弾道学のお話 - 弾道学

2004年 10月18日 築地

我々男達は毎日何気なく、そして何度も何度もやっている小便ですが、是非とも小便をするときには飛翔状況を子細に観察してみてください。
放尿した物が微妙にスパイラルを描いて飛翔しているのをご確認頂けると思います。
これは尿道にライフルが存在するからなのです。
水道ホースみたいに漠然と放出されている訳ではありません。
私自身、若い頃から何となく解っていたのですが、それが私自身の特異体質の問題なのだろうかと思い誰にも聞けなかったからです、幾ら男同士でも、他人の道具もそういう物か、流石にそこまでは確認するわけにはいかなかったからです。
この事を専門のお医者さんに聞いたところ、「それはライフル銃と同じように尿道に螺旋が有るから」だと説明を受けましたが。
その理由も同じようにお聞きしたら、放尿を周りに飛散させないためと説明を受けました。
この様に男性は生まれながらにしてライフル使いだったのです。
ではそのライフリングと称するメカがどうなっているか、せめて自らの所持品で調べようとしたのですが背骨を折りそうなので残念ながら調査は断念しました。
調査を続行していたら、背骨を折り、脊髄損傷で下半身麻痺に成っていたに違い有りません。

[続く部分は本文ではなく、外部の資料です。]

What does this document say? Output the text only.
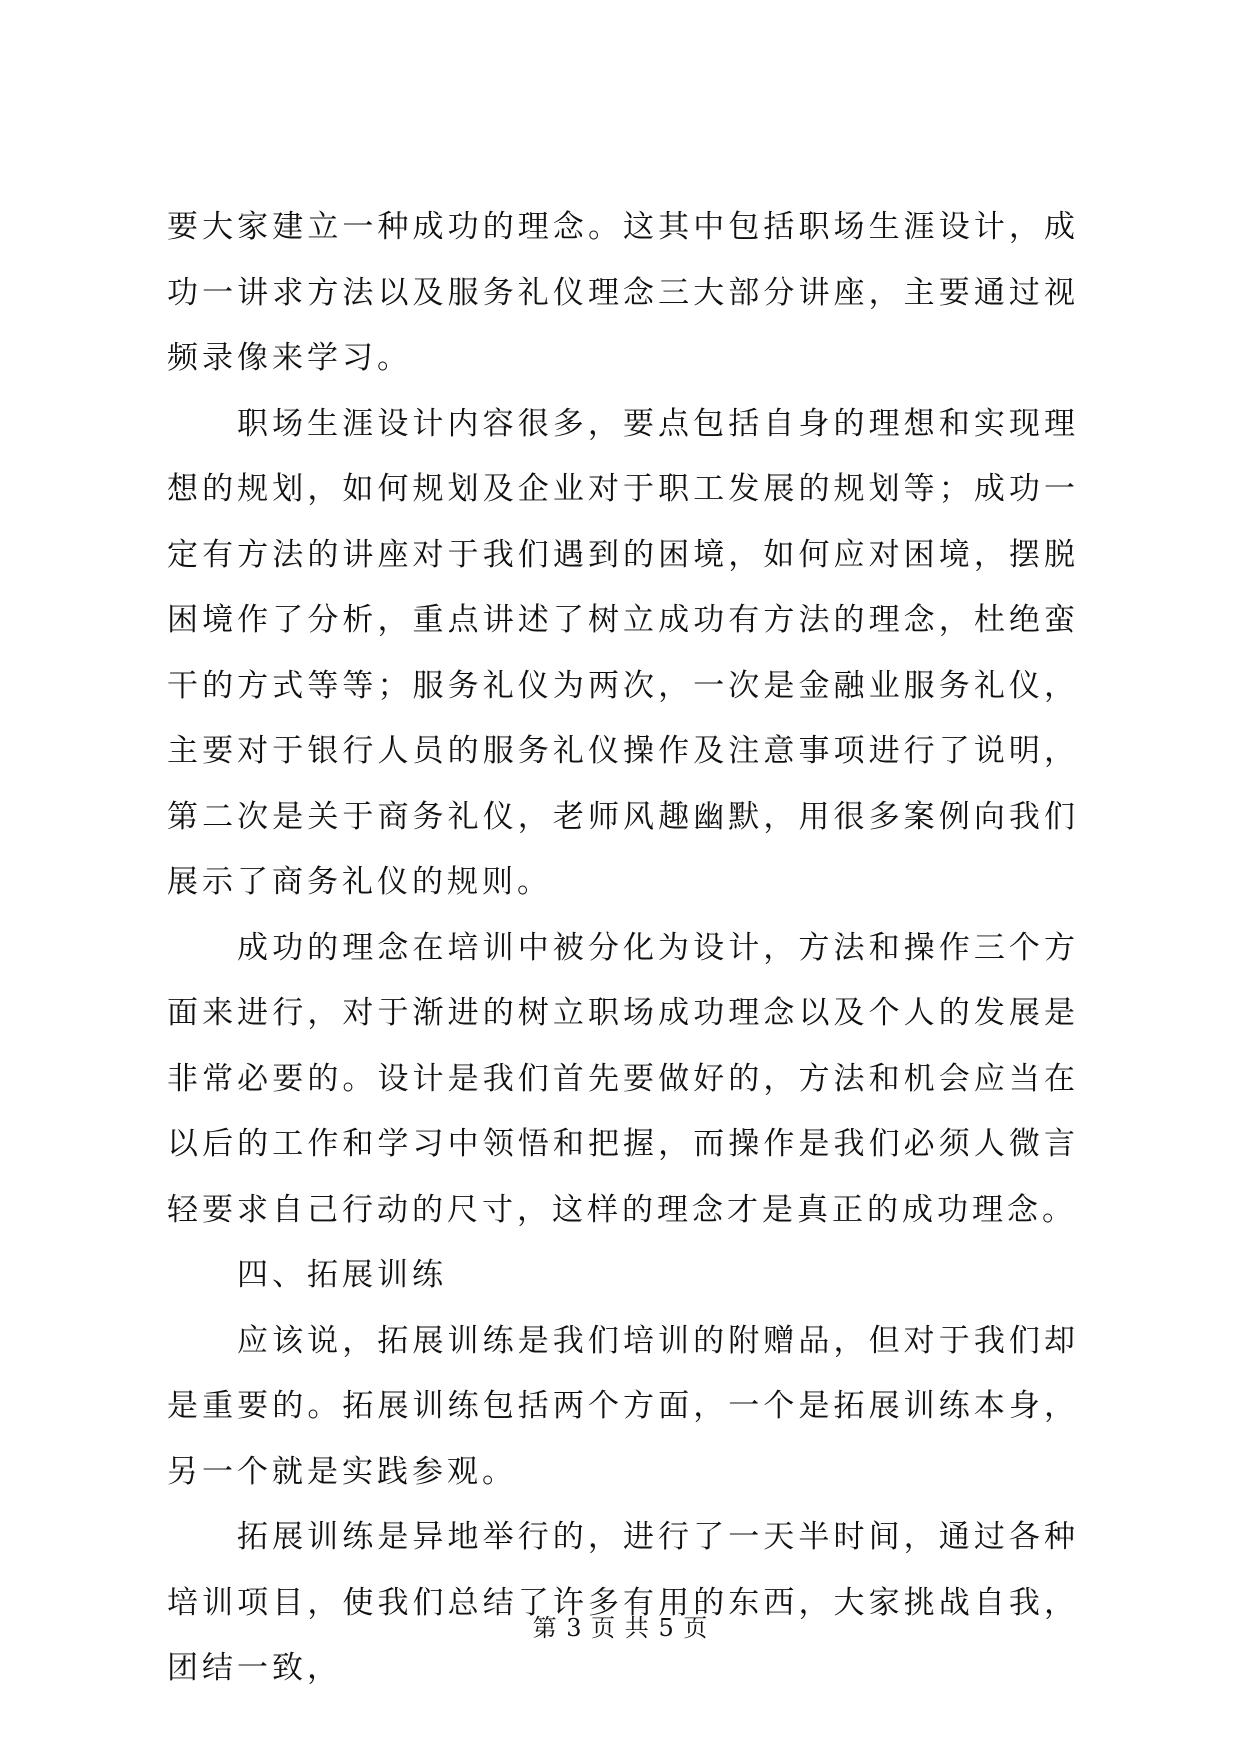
要大家建立一种成功的理念。这其中包括职场生涯设计，成功一讲求方法以及服务礼仪理念三大部分讲座，主要通过视频录像来学习。

职场生涯设计内容很多，要点包括自身的理想和实现理想的规划，如何规划及企业对于职工发展的规划等；成功一定有方法的讲座对于我们遇到的困境，如何应对困境，摆脱困境作了分析，重点讲述了树立成功有方法的理念，杜绝蛮干的方式等等；服务礼仪为两次，一次是金融业服务礼仪，主要对于银行人员的服务礼仪操作及注意事项进行了说明，第二次是关于商务礼仪，老师风趣幽默，用很多案例向我们展示了商务礼仪的规则。

成功的理念在培训中被分化为设计，方法和操作三个方面来进行，对于渐进的树立职场成功理念以及个人的发展是非常必要的。设计是我们首先要做好的，方法和机会应当在以后的工作和学习中领悟和把握，而操作是我们必须人微言轻要求自己行动的尺寸，这样的理念才是真正的成功理念。

四、拓展训练

应该说，拓展训练是我们培训的附赠品，但对于我们却是重要的。拓展训练包括两个方面，一个是拓展训练本身，另一个就是实践参观。

拓展训练是异地举行的，进行了一天半时间，通过各种培训项目，使我们总结了许多有用的东西，大家挑战自我，团结一致，

第 3 页 共 5 页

読者の皆さん方は小便する場合でも、ただ漫然と放尿されていると思いますが、こういう事ではいけません。私は常に物事を探求していますので、この様に単なる放尿でも常に絶えまぬ探求をしているのです。たかが放尿、されど放尿なのです。
こうした普段は見逃すような些細な現象でも、絶えまぬ探求心と、豊富な好奇心のおかげで、今まで多くのコラムを書き上げてきたのです。
こういう私の行動を評して、「偉い!」と言う方もごく一部で居られるかもかも知れませんが、ひょっとすると、ほとんどの方はかなり呆れておられるかもしれません。
こういうくだらない話から切り出すのが落語で言うところの「まくら」と言うことになります、何故まくらに小便の話を持って来たかと言うと、弾道の話を展開するのには、毎日何度も何度も体感している小便の話からするのが、一番適切だと判断したからです。
何しろ弾道も、小便も同じように放物線を描いて飛翔する物だからです。
しかし、この比喩が適切かどうかについては後世の読者の判断にお任せしたいと思います。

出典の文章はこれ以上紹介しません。